There has been more good news for Nokia - it was announced on August 24th that Apple had won its patent infringement lawsuit against Samsung. This is good news for Nokia because it could benefit if Apple wins its injunction aimed at preventing some of Samsung's devices from being sold in the U.S. If the court prohibits Samsung from selling handsets in the U.S., Nokia will face less competition as it releases its new Windows 8 smartphones. There is also the possibility that Samsung which supplies parts that are used in Apples iPhones and iPads will retaliate by not providing the supplies that Apple needs to produce its products.
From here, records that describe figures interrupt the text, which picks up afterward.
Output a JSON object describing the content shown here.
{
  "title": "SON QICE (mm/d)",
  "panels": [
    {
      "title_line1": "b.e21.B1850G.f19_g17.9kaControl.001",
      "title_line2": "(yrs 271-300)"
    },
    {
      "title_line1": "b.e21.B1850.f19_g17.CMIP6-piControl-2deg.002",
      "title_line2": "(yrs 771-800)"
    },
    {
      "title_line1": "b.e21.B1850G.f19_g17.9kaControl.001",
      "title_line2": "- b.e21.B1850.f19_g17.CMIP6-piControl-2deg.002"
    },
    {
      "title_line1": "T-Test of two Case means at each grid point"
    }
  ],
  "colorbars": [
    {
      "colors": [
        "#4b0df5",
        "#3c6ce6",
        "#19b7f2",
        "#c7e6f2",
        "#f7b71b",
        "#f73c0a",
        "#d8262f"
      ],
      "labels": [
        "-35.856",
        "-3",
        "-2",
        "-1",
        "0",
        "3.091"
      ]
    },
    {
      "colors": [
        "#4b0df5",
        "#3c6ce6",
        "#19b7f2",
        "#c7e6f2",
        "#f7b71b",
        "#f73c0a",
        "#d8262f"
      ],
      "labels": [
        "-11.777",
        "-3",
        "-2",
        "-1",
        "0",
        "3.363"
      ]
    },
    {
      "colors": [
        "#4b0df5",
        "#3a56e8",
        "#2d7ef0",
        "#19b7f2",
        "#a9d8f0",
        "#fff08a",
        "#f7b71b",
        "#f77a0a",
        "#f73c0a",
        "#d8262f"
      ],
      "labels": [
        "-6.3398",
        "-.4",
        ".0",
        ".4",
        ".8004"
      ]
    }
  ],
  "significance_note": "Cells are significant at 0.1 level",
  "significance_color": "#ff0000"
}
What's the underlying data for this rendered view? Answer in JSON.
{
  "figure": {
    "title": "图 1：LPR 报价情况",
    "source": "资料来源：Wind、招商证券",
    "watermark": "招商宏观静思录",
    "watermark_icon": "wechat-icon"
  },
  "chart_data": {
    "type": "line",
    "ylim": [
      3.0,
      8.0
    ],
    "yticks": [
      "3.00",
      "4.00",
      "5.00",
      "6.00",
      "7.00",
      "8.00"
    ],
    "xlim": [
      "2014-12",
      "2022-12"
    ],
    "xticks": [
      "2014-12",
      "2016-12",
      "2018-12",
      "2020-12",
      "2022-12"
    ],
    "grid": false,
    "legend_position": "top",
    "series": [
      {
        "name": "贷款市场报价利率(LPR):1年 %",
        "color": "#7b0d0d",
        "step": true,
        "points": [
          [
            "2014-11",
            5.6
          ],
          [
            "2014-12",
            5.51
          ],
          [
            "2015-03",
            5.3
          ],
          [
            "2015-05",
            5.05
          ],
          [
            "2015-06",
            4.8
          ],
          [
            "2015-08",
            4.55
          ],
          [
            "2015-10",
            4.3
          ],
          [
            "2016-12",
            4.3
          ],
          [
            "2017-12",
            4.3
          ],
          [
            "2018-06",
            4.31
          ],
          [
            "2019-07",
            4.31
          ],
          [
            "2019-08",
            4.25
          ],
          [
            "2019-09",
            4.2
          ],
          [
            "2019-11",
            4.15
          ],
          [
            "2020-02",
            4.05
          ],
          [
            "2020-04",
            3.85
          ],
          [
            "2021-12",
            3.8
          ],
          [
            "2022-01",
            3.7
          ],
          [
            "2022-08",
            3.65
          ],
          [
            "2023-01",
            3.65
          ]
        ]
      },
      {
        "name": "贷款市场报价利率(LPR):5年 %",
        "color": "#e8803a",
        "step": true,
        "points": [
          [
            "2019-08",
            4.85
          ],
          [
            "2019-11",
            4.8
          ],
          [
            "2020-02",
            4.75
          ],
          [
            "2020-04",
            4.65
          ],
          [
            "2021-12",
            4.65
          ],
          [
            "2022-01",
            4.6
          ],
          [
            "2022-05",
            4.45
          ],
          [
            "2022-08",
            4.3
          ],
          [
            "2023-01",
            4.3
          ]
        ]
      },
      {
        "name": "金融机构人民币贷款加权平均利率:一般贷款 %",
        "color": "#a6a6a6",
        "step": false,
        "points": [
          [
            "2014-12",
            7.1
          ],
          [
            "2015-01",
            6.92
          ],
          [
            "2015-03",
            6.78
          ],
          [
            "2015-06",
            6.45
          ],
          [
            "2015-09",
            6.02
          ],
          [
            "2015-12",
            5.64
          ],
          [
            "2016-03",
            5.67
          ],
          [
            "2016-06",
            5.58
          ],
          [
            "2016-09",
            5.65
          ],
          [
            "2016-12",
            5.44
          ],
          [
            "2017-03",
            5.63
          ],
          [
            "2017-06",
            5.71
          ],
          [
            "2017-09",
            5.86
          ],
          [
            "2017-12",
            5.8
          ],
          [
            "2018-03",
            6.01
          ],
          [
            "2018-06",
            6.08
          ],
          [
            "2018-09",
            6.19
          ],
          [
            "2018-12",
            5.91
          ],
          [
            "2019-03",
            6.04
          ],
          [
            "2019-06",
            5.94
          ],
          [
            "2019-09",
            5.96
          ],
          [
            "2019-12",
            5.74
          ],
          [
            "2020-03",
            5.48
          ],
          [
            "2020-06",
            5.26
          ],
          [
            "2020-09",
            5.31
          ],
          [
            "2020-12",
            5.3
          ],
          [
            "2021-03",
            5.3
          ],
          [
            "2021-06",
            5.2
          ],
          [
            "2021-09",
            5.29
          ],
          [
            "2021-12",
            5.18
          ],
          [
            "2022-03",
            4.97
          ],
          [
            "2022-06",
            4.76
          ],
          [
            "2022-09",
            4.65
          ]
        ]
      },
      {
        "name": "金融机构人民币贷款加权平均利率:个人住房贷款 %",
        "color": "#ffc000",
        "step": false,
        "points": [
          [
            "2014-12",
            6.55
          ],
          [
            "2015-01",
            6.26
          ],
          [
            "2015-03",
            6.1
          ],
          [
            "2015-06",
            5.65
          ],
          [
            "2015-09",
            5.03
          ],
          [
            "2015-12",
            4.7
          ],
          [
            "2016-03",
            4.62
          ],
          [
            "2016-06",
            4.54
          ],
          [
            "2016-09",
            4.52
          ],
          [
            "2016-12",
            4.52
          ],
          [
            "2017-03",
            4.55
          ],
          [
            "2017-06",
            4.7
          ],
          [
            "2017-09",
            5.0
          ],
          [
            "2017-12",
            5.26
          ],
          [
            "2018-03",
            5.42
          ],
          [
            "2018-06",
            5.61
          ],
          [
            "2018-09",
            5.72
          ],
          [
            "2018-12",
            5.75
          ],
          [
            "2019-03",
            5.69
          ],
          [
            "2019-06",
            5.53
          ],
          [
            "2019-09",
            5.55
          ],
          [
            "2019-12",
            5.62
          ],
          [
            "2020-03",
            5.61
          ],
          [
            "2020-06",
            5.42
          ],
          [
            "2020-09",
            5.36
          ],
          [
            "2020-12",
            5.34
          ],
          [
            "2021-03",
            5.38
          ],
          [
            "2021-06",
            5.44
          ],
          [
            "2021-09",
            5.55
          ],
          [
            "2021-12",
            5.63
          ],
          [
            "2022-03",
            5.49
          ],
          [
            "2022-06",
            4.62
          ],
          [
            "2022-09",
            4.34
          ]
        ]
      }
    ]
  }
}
There were reports of shortages of the new Apple iPhone 5. This would further reduce competition when Nokia's releases its new Windows 8 smartphones. The timing of these legal actions should help boost Nokia's position in the smartphone market.
Furthermore, not all phones are smart phones, and it is easy to forget that most of the cell phone owners in the world do not yet possess even a 3G device, much less a 4G. The basic phone market is actually Nokia's most important market. Nokia's basic phones - the Asha line - have sold very well in the United States and have, more importantly, made serious headway in the Chinese and Indian markets, where consumers spend less money on phones. This success in the Indian and Chinese market will continue to prove fruitful and remain an important source of revenue for the company.
There has been much positive press on the topic of the patent portfolio for Nokia, and there are a number of interesting features. Nokia holds about 18.9 percent of all the essential patents for 4G/LTE functionality, and 4G is still in its infancy in respect to the worldwide market. The company has a portfolio of patents with an average lifespan of 13.8 years - a positive given the fact that it presently receives about $615 million yearly to license them. The estimated present value of the patent portfolio ranges between $3.1 billion and $6 billion, depending on the analyst. In the worst case scenario, the patent portfolio stands to be a significant store of cash. Nokia's mapping patents, which were essentially acquired with its $8 billion NAVTEQ purchase in the early 2000s, are finally being fully exploited in the new smartphones.
Nokia is a good buy. It is the second largest manufacturer of cell phones in the world. Additionally, unlike PC companies that are suffering from sluggish sales growth, Nokia is in a market with excellent growing trends. There were more smartphones sold in 2011 than PCs, the first year ever in which that was the case. Mobile devices are growing at a very fast rate, and Nokia is prepared to capture its share of the market. At its present value, Nokia is much undervalued. Nokia will be a good long-term investment.
Disclosure: I have no positions in any stocks mentioned, and no plans to initiate any positions within the next 72 hours. I wrote this article myself, and it expresses my own opinions. I am not receiving compensation for it (other than from Seeking Alpha). I have no business relationship with any company whose stock is mentioned in this article.